As he talks he stands in his rural Le Sueur home that serves as a culmination of that abiding interest.
The structure he and wife Deb have built is a vanguard example of how to live off the sun. The 36-feet by 120-feet dwelling is a solar energy test lab of sorts with intermingling technologies throughout.
“Many different pieces of the puzzle have been brought together for this,” Bruce McKay said. “I don’t know of a place where all the different pieces are put together in one building.”
The house, on a 40-acre site, was recently featured on a statewide tour of solar-powered homes and businesses.
McKay said dozens of visitors went through the unfinished house to get ideas on how they might similarly heat their homes with the sun.
The home’s genesis began several years ago, when McKay was on a solar tour himself and met Minneapolis architect Richard Venberg.
Venberg was hired to design the home following the McKays’ exhaustive search for a suitable site to build upon.
McKay said 1,500 properties in Minnesota and Wisconsin were considered during a five-year period before the couple settled upon the Le Sueur County site.
McKay is doing about 75 percent of the work on the house, and though its living quarters remain works in progress, the home’s solar power infrastructure has been operational since August 2007.
McKay said the house easily passed its heating test last winter with a propane-fueled hot-water heat backup system receiving only limited use.
He said that backup system will become a backup itself when it’s replaced by a Finnish wood-burning masonry heater that can produce 18 hours of radiant heat from a one-hour fire.

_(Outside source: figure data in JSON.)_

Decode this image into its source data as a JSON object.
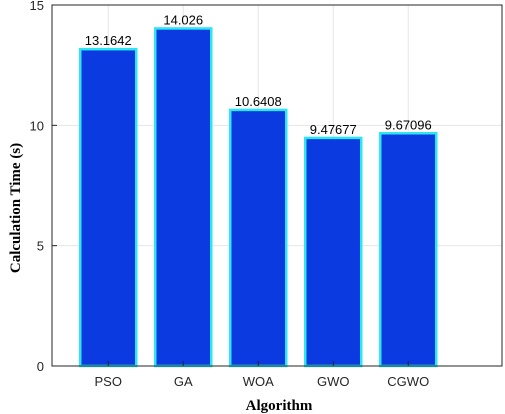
{
  "chart_data": {
    "type": "bar",
    "categories": [
      "PSO",
      "GA",
      "WOA",
      "GWO",
      "CGWO"
    ],
    "values": [
      13.1642,
      14.026,
      10.6408,
      9.47677,
      9.67096
    ],
    "data_labels": [
      "13.1642",
      "14.026",
      "10.6408",
      "9.47677",
      "9.67096"
    ],
    "title": "",
    "xlabel": "Algorithm",
    "ylabel": "Calculation Time (s)",
    "ylim": [
      0,
      15
    ],
    "yticks": [
      0,
      5,
      10,
      15
    ],
    "grid": true,
    "bar_color": "#0a3ae0",
    "bar_edge_color": "#2ee6f0"
  }
}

In building their one-level home, the couple purposely eschewed adding a basement, where heat storage tanks are typically located in a solar power dwelling.
The no-basement issue was solved by adding a below-grade sand bed that runs the length of the house.
Tubing installed into the 2-foot-deep bed carries water heated by 14 solar panels on the roof. McKay said the sand holds heat longer than water tanks.
Heat is radiated through the floors of the home, ensuring virtually even floor-to-ceiling warmth. A computerized system controls 24 temperature points in the house.
Walls of the home are of an insulated material that uses engineered “Lego” blocks comprised of 85 percent recycled polystyrene (coffee cups, packaging peanuts) and concrete.
McKay said he continues to tweak things as he goes along to make the house even more energy efficient.
He figures the system will pay for itself in saved electricity costs in eight to 10 years.
McKay has also embarked upon a project with potential business applications — he wants to engineer space-efficient solar power units whereby homeowners would be charged a nominal installation fee to rent the system.
Solar power’s time has clearly arrived for the couple, but McKay is unsure of when it will become the norm in American homes.
“People usually stay in their normal ‘path’ until something makes them change.”
And when the cost of conventional home energy becomes prohibitive for the masses, change will follow, he said.